The Berlin Philharmonic gave its first ever concert in 1892, on 1 May. Since 1991, it has been marking that anniversary with a one-off May Day concert, which is given in a different historical-cultural centre in Europe each year, and which is televised live widely across Europe, though not in the UK. This set of DVDs documenting the first 25-year history of the Europa Concerts has been taken from these broadcasts. Though some of the performances are far more memorable than others, it makes for a fascinating collection. The recordings are generally first-rate, and are blissfully free of video gimmicks, voiceover introductions or commentaries, though there are no subtitles or printed texts for the vocal works. It’s the performances pure and simple, though a few of the discs include additional short documentary films about the cities in which the concerts took place. Those venues range from St Petersburg to Palermo, Istanbul to Oxford, with no fewer than three of them, for some reason, having been in Prague.
Concerts under nine conductors are included in the set.
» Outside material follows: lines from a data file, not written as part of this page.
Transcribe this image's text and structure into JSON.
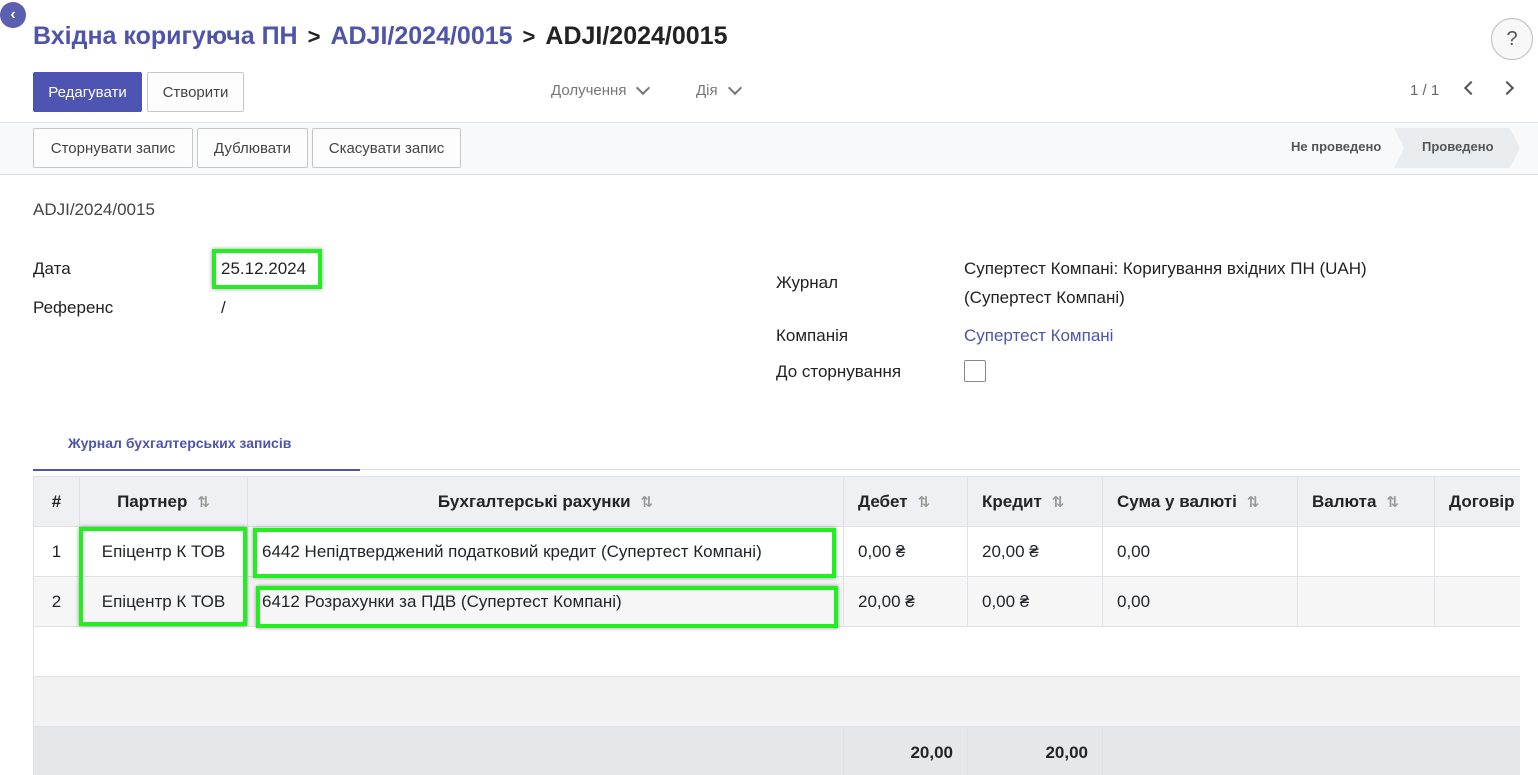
{
  "breadcrumb": {
    "items": [
      "Вхідна коригуюча ПН",
      "ADJI/2024/0015"
    ],
    "current": "ADJI/2024/0015",
    "separator": ">"
  },
  "help_label": "?",
  "back_label": "‹",
  "toolbar": {
    "edit_label": "Редагувати",
    "create_label": "Створити",
    "attachments_label": "Долучення",
    "action_label": "Дія",
    "pager": "1 / 1"
  },
  "actions": {
    "reverse_label": "Сторнувати запис",
    "duplicate_label": "Дублювати",
    "cancel_label": "Скасувати запис"
  },
  "status": {
    "stages": [
      "Не проведено",
      "Проведено"
    ],
    "active": "Проведено"
  },
  "form": {
    "reference_title": "ADJI/2024/0015",
    "date_label": "Дата",
    "date_value": "25.12.2024",
    "ref_label": "Референс",
    "ref_value": "/",
    "journal_label": "Журнал",
    "journal_value_line1": "Супертест Компані: Коригування вхідних ПН (UAH)",
    "journal_value_line2": "(Супертест Компані)",
    "company_label": "Компанія",
    "company_value": "Супертест Компані",
    "to_reverse_label": "До сторнування"
  },
  "tabs": [
    "Журнал бухгалтерських записів"
  ],
  "table": {
    "columns": [
      "#",
      "Партнер",
      "Бухгалтерські рахунки",
      "Дебет",
      "Кредит",
      "Сума у валюті",
      "Валюта",
      "Договір"
    ],
    "rows": [
      {
        "n": "1",
        "partner": "Епіцентр К ТОВ",
        "account": "6442 Непідтверджений податковий кредит (Супертест Компані)",
        "debit": "0,00 ₴",
        "credit": "20,00 ₴",
        "amount_currency": "0,00",
        "currency": "",
        "contract": ""
      },
      {
        "n": "2",
        "partner": "Епіцентр К ТОВ",
        "account": "6412 Розрахунки за ПДВ (Супертест Компані)",
        "debit": "20,00 ₴",
        "credit": "0,00 ₴",
        "amount_currency": "0,00",
        "currency": "",
        "contract": ""
      }
    ],
    "totals": {
      "debit": "20,00",
      "credit": "20,00"
    }
  },
  "colors": {
    "accent": "#4e54a8",
    "highlight": "#22ee22"
  }
}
As you might expect, the Berlin Philharmonic’s two principal conductors over the quarter century concerned, Claudio Abbado and Simon Rattle, feature most prominently, but Daniel Barenboim conducts five concerts, as well as making two appearances as a soloist. Programmes tend to be determinedly populist and mainstream – there’s lots of Mozart and Beethoven, and quite a bit of Brahms; even the one concert that Pierre Boulez conducts, in the Mosteiro dos Jerónimos, Lisbon, in 2003, includes a Mozart piano concerto, the D minor, K466, with Maria João Pires as the wonderfully fluent soloist.

There are, though, very special things here, especially in some of the 1990s Abbado concerts. The first Europa Concert, given in the Smetana Hall in Prague in 1991, is an all-Mozart programme, in which Abbado achieves chamber-music-like lightness and transparency in Symphonies Nos 29 and 35; three years later, he accompanies Barenboim on fine pianistic form in Beethoven’s Emperor Concerto, while his last appearance in the series is in the 2002 concert from the Teatro Massimo in Palermo, in which an encore of the overture to Verdi’s Vespri Siciliani (after Dvořák’s Ninth Symphony) brings the audience to its feet. Barenboim conducting Plácido Domingo in the Escorial in Spain (including an aria from Verdi’s Don Carlos) is pretty special, too; so is Rattle’s programme from Athens in 2004, with Barenboim as soloist in Brahms’s First Piano Concerto, followed by one of Rattle’s party pieces, Schoenberg’s orchestration of the Brahms G minor Piano Quartet.
There are plenty more treasures; it’s a set to dip into and savour bit by bit. Some of the discs may not be so compelling, but the best are exceptional.